Маша любила с ним играть и водила его на прогулки во двор. Однако с ежом появился определённый дискомфорт в доме: он очень громко (почти как человек) топал по ночам, даже бывало, будил нас. С этим недостатком можно было бы смириться при наличии положительных результатов в его охоте, но крысы не исчезали более того….
Однажды выйдя на кухню, Маша увидела, что из блюдца с молоком, которое мы ставили ежу на пропитание, пьёт не только он, но и… пара здоровенных крыс. Взяв кочергу, Маша их отогнала, загнав в угол, и позвала Анну. Та, не подозревая о причине вызова, вышла на кухню. Увидев ситуацию, с визгом убежала в комнату, оставив ребёнка «один на один» с тварями.
Меры всё же приняла — позвонила мне. Я поспешил на помощь — загнанная крыса опасна. (Был случай: в нашем дивизионе, загнанная в угол крыса откусила ребенку кончик носа).
Прибежал домой с работы я через десять минут и увидел, что одной крысе удалось спастись бегством, а другой Маша надёжно перекрыла пути отхода, не давая ретироваться. Крыса стояла, ощетинившись и готовая к нападению, однако Машулька совсем не боялась страшилища со здоровенным хвостом!
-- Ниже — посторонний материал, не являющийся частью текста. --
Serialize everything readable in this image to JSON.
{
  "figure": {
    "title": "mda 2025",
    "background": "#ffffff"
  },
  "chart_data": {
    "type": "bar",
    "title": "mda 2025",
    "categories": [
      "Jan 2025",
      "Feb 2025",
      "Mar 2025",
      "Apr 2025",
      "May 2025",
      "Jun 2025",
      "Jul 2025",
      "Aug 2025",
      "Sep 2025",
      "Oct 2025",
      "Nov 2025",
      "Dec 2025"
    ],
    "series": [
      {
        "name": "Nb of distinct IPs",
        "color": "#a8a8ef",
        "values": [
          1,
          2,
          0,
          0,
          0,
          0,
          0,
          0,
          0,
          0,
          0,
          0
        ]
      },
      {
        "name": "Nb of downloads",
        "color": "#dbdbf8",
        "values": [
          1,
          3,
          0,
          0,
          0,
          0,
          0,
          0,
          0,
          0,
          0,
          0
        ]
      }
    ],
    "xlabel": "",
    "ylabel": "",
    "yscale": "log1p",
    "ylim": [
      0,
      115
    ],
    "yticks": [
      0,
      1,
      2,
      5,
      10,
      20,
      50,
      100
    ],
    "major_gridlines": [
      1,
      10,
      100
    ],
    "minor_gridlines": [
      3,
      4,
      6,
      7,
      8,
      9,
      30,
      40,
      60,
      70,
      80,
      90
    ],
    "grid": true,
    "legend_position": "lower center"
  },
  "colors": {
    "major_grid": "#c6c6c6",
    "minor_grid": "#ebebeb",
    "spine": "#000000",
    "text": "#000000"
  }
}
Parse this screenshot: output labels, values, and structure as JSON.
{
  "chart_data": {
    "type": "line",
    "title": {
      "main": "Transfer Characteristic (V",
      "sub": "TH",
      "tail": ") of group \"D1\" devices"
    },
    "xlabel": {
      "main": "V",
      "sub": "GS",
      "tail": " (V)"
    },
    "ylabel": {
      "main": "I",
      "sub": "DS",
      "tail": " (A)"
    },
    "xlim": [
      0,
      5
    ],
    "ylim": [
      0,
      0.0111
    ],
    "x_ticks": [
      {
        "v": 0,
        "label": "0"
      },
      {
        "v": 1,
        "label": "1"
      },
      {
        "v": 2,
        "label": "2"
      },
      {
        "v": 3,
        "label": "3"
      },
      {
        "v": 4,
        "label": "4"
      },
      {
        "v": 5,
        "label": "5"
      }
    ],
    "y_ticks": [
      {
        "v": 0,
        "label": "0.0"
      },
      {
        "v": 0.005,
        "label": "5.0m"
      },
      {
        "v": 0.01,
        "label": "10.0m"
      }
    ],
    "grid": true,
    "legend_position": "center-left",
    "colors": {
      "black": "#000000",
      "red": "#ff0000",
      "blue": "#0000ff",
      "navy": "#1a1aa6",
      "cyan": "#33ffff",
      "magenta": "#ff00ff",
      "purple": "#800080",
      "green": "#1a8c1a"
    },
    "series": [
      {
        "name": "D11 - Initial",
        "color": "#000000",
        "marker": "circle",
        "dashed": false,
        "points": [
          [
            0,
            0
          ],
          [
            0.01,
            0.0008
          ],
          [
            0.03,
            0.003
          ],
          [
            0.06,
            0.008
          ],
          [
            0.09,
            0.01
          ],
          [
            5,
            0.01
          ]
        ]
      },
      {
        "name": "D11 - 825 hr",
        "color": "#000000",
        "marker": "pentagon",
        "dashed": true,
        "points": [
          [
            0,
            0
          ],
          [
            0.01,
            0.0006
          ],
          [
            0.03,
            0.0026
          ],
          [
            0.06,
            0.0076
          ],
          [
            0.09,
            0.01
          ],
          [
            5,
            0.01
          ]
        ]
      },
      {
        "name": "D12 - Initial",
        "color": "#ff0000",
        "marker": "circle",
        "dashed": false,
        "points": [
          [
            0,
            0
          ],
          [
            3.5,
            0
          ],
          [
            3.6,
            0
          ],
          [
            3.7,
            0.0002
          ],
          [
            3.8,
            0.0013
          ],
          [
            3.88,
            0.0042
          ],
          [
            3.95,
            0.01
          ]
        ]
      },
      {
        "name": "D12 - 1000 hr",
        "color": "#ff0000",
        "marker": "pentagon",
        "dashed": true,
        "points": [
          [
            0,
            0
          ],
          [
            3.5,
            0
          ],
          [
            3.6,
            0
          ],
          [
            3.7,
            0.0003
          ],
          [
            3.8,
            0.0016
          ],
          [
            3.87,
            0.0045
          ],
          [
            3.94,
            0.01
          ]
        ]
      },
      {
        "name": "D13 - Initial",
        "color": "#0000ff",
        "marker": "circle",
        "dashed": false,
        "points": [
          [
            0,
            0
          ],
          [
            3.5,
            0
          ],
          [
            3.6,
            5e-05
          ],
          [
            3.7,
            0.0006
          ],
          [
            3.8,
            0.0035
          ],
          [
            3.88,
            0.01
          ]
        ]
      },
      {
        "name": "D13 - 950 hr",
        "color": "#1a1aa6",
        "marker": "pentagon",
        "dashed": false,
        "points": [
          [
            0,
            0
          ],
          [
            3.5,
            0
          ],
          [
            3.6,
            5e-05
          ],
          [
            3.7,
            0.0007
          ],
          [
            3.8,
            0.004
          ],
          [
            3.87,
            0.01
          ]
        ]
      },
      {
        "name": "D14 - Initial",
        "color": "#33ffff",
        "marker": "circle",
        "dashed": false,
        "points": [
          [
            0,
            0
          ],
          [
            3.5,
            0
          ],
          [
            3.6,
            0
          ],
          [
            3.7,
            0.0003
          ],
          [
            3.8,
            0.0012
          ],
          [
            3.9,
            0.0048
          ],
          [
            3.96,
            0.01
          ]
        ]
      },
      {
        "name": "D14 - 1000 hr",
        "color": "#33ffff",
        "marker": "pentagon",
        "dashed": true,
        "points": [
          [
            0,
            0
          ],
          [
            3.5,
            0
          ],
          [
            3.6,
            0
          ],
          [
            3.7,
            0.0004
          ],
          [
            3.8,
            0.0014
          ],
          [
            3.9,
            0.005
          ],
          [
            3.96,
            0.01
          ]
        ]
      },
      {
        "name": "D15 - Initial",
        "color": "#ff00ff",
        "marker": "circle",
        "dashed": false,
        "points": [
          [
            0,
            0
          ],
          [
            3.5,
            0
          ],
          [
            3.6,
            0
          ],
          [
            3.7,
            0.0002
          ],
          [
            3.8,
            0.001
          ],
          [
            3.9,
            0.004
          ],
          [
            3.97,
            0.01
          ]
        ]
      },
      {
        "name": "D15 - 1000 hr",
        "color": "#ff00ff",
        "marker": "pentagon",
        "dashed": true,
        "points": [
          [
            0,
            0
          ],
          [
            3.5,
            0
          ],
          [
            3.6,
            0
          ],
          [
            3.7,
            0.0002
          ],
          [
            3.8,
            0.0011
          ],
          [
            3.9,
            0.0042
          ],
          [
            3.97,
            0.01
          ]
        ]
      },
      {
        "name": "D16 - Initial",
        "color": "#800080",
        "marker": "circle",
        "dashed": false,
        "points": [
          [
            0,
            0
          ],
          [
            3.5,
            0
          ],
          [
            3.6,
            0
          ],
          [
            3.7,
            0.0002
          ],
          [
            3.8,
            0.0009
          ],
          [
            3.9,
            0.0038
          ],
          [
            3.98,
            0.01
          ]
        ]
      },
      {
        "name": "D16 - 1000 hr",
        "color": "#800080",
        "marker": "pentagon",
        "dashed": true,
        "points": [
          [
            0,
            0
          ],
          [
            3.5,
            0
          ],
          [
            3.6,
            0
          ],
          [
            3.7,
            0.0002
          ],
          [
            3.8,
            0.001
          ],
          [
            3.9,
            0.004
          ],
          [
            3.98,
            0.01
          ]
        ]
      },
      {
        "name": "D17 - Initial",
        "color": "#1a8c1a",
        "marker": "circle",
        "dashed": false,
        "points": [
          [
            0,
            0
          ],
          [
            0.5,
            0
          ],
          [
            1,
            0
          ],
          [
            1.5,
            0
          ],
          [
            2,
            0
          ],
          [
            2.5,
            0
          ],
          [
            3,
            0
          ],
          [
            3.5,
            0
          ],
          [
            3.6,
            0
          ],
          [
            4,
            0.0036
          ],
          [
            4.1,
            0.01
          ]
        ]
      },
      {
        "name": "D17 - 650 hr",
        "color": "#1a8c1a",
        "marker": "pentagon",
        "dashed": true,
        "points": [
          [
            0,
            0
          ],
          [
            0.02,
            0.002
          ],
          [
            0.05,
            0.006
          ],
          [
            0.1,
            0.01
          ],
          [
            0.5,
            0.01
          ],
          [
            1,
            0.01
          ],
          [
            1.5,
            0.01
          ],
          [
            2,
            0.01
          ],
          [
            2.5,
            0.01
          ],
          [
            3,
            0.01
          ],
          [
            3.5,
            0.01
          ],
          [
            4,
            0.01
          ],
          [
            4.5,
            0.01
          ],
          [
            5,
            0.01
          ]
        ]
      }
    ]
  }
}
Вдвоём с Машей мы начали действовать. С крысой быстро расправились, и успокоенная Анна пришла на кухню.
Маша помогала мне ухаживать за кроликами, которых мы начали разводить ещё в 1978 году. Всё началось с того что завхоз притащил в дивизион огромного, чёрного, очень красивого кролика. Сказал, что эта порода называется «Королевский кролик» и он весит более четырёх килограмм. Зная жулика-завхоза я ему особо не поверил: у него всё что надо кому-нибудь всучить — «суперкоролевское».
Однако это оказался не тот случай — кролика он купил в деревне себе (позже я разобрался — завхоз говорил правильно: эту породу вывел какой-то пастор во Франции и назвал её «Рекс», что в переводе означает «королевский»). На мой вопрос для чего ему нужен кролик: для еды, бартера или для разведения, начхоз выбрал последнее. Пояснил что эта порода характеризуется ценностью меха, качеством мяса.
Кроме того — минимум затрат на содержание зверей.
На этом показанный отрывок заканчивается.